Kitab Zahir ar-Riwayah terdiri atas enam judul,
yaitu al-Mabsut, al-Jami’ al-Kabir, al-Jami’
as-Sagir, as-Siyar al-Kabir, as-Siyar as-Sagir, dan az-Ziyadat.
Keenam kitab
ini berisikan pendapat Imam Abu Hanifah tentang berbagai masalah keislaman,
seperti fikih, usul fikih, ilmu kalam, dan sejarah. Keenam kitab ini kemudian
dihimpun oleh Abi al-Fadl Muhammad bin Muhammad bin Ahmad al-Maruzi (w.334
H/945 M) salah seorang ulama fikih Mazhab Hanafi, dalam salah satu kitab yang
berjudul al-Kafi.
b.
Al-Nawadir
Kitab-kitab yang
ditulis oleh asy-Syaibani berdasarkan pandangannya sendiri. Kitab-kitab yang
termasuk dalam an-Nawadir adalahAmali Muhammad fi
al-Fiqh (pandangan asy-Syaibani tentang berbagai masalah
fikih), ar-Ruqayyat (himpunan keputusan terhadap
masalah hilahdan jalan keluarnya) ditulis ketika menjadi hakim di Riqqah
(Irak).
Ar-Radd ‘ala
ahl al-Madinah (penolakan pandangan orang-orang
Madinah), az-Ziyadah (pendapat asy-Syaibani yang tidak terangkum
dalam keempat buku tersebut di atas), kitab yang dikarangnya
setelah al-Jami’ al-Kabir serta al-Asar. Kitab yang terakhir ini
melahirkan polemik tentang hak-hak non muslim di negara Islam dan ditanggapi
oleh Imam asy-Syafi’i dalam kitabny al-Umm. Imam asy-Syafi’I menulis bantahan
dan kritik secara khusus terhadap asy-Syaibani dengan judul ar-Radd ‘ala
Muhammad bin Hasan (bantahan terhadap pendapat Muhammad bin al-Hasan
asy-Syaibani).
Al-Syaibani telah menulis beberapa buku
antara lain Kitab al-Iktisab fiil rizq al-Mustahab (book on Earning a clean
living) dan Kitab al-Asl. Buku yang pertama banyak membahas berbagai aturan
syari’at tentang ijarah (sewa-menyewa) yaitu suatu transakasi terhadap suatu
manfaat yang dituju,tertentu, bersifat mubah, dan boleh dimanfaatkan dengan
imbalan tertentu., tijarah (perdagangan) yaitu suatu tansaksi dengan cara
tukar-menukar sesuatu yang diingini dengan yang sepadan melalui cara tertentu
yang bermanfaat , zira’ah (pertanian) yaitu suatu usaha dengan bercocok tanam
untuk memenuhi kebutuha hidup, dan sina’ah (industri).

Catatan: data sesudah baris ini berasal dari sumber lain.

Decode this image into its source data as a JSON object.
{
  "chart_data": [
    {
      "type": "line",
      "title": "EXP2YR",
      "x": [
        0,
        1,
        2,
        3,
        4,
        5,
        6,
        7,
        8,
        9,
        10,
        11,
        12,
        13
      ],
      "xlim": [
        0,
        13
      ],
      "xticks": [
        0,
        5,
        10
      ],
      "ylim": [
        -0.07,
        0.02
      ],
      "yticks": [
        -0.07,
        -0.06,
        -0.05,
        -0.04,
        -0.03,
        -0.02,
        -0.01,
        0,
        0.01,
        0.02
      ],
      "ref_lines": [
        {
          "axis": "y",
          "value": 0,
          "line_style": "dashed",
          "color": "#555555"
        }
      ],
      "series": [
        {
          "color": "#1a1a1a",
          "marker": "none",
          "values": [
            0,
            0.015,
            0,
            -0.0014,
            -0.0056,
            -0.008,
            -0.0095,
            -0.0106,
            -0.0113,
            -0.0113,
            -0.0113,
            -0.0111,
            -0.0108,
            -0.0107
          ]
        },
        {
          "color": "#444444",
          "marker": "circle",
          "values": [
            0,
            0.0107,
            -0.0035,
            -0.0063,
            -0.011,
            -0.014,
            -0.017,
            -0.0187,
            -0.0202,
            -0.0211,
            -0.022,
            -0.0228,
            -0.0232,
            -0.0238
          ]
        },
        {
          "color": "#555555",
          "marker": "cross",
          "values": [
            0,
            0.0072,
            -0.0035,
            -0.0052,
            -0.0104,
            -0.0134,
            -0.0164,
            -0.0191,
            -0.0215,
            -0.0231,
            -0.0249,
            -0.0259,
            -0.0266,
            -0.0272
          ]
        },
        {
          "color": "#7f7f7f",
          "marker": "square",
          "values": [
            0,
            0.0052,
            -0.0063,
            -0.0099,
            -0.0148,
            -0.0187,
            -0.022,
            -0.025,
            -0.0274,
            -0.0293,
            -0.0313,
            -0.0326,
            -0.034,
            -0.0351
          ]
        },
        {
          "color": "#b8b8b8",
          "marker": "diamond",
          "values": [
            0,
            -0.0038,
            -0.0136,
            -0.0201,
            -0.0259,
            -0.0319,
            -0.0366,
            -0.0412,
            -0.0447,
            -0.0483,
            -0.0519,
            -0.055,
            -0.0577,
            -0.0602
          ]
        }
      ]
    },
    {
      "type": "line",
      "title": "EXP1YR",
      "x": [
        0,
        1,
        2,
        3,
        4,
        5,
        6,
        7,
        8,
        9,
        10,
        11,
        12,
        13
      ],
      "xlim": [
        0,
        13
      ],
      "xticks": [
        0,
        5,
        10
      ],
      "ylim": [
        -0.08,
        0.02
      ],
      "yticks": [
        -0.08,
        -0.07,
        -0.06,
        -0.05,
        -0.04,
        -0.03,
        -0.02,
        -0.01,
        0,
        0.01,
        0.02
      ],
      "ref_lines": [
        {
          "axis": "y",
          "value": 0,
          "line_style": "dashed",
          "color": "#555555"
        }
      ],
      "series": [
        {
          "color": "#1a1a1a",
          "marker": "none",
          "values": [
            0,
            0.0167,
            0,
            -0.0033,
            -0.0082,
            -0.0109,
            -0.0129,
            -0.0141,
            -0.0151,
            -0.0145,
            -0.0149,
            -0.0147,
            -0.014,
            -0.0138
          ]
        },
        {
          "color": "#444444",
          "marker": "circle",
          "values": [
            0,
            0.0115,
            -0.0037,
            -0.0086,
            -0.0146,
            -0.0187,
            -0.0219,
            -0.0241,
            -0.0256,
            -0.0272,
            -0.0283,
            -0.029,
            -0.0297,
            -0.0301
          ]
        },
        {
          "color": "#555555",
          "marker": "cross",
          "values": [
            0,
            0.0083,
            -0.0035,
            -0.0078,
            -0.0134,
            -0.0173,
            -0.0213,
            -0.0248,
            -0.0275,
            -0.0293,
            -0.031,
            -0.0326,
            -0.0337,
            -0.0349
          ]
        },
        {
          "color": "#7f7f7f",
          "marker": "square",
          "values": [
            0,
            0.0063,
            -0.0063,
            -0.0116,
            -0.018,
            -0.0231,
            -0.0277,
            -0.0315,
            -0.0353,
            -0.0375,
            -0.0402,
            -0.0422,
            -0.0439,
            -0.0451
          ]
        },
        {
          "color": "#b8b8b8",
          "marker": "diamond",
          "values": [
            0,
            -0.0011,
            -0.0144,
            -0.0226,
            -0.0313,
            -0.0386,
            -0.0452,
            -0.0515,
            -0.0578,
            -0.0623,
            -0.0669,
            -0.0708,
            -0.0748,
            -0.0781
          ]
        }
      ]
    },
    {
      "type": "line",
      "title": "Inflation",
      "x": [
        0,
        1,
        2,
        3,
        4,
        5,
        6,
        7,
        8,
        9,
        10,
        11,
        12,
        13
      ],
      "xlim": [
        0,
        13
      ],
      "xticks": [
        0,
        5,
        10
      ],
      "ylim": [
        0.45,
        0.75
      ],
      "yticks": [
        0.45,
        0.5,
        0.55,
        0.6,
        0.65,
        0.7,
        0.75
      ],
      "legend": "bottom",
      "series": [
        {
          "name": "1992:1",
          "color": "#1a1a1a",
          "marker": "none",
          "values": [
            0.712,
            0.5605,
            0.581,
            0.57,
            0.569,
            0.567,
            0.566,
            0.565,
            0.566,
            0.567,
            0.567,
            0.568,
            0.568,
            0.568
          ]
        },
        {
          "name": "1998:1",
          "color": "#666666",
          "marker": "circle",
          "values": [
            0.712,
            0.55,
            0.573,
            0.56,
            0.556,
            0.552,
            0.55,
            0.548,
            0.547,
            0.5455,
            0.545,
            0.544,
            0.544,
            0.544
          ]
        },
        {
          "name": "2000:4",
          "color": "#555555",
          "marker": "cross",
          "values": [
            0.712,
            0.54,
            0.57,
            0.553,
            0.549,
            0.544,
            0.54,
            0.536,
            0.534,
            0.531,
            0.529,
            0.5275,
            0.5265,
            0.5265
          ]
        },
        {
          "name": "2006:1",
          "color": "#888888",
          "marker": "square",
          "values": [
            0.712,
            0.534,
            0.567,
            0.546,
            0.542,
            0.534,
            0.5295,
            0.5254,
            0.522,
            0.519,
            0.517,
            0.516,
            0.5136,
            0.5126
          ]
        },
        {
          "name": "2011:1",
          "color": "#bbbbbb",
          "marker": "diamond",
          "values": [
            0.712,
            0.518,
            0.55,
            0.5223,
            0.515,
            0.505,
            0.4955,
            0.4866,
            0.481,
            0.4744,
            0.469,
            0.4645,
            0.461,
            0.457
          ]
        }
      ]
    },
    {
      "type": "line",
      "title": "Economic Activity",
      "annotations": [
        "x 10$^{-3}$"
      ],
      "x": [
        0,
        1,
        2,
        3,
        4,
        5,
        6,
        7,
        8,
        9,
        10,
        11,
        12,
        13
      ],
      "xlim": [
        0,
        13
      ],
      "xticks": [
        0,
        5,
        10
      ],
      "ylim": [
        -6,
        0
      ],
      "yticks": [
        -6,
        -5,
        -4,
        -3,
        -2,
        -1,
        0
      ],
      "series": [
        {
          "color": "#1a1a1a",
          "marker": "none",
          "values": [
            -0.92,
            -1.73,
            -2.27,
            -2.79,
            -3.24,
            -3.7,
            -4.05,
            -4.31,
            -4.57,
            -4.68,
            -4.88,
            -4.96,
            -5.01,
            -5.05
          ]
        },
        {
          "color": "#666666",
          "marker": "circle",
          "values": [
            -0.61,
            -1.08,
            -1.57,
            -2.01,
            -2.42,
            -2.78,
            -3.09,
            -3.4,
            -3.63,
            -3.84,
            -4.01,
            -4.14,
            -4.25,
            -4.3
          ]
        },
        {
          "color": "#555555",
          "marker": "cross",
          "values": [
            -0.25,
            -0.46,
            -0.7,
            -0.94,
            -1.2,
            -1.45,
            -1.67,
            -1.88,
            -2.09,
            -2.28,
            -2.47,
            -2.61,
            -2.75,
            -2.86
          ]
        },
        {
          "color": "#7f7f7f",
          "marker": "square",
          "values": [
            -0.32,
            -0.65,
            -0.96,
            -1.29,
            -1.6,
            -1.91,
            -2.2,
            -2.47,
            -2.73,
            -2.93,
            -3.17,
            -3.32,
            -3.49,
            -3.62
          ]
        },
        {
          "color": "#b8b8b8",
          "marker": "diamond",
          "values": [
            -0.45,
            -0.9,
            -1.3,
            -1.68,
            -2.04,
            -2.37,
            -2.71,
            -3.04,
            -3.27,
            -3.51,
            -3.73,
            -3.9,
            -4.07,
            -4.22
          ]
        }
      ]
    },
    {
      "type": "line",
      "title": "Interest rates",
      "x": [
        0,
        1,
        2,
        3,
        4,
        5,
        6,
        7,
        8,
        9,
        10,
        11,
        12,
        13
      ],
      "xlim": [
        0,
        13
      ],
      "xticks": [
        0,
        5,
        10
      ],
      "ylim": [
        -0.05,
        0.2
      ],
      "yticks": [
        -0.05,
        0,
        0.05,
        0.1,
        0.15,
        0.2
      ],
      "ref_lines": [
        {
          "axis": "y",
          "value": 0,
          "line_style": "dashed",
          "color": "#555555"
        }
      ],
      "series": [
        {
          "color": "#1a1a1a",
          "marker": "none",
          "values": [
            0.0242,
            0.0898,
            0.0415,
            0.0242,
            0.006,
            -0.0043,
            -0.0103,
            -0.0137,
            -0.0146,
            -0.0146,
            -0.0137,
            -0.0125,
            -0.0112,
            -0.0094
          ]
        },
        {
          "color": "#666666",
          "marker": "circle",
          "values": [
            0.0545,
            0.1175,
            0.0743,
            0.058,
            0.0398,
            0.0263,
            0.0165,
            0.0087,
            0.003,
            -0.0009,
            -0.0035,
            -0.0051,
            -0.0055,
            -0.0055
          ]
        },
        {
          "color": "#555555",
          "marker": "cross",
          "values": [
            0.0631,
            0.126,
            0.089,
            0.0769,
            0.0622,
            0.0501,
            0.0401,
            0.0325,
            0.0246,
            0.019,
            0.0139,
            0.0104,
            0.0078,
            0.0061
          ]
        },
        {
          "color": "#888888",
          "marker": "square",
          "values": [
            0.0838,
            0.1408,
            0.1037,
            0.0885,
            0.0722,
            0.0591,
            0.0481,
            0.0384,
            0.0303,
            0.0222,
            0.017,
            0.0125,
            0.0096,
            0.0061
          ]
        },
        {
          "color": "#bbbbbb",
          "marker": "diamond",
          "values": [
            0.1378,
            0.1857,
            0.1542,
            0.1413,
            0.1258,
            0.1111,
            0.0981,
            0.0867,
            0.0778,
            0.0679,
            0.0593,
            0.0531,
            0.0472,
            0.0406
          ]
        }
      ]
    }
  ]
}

Prilaku konsumsi ideal orang muslim menurutnya adalah
sederhana, suka memberikan derma (charity), tetapi tidak suka meminta-minta.
Buku kedua membahas berbagai bentuk transasksi atau kerja sama usaha dalam
bisnis, misalnya saham (prepaid order), syirkah (partnership), dan mudharabah.
Biku yang ditulis Al-Syaibani ini mengandung tinjauan normative sekaligus
positif.
Dan buku al-Siyar al-Kabir adalah buku
karangannya yang terakhir. Pembahasannya mencakup semua hal yang berkaitan
dengan peperangan dan kaitannya dengan kaum musyrikin, musuh kaum muslim, dan
hukum-hukumnya. Selain itu, bukunya membahas tentang tawanan perang (laki-laki,
perempuan, dan anak-anak), masuk Islamnya orang musyrik, kemanan mereka, utusan
yang diutus memasuki Dar al-islam dari Dar al-harb, kuda-kuda perang yang
dipakai oleh mereka, rampasan perang, perdamaian dan perjanjiannnya, tebusan
dan hukum senjata, budak, tanah yang dikuasai oleh musuh di negeri musuh, orang
Islam yang berada di negeri musuh, pelanggaran perjanjian, kejahatan dalam
perang, dan beratus masalah yang berkaitan dengan musuh dan hubungan kaum muslimin
dan mereka pada saat perang maupun damai.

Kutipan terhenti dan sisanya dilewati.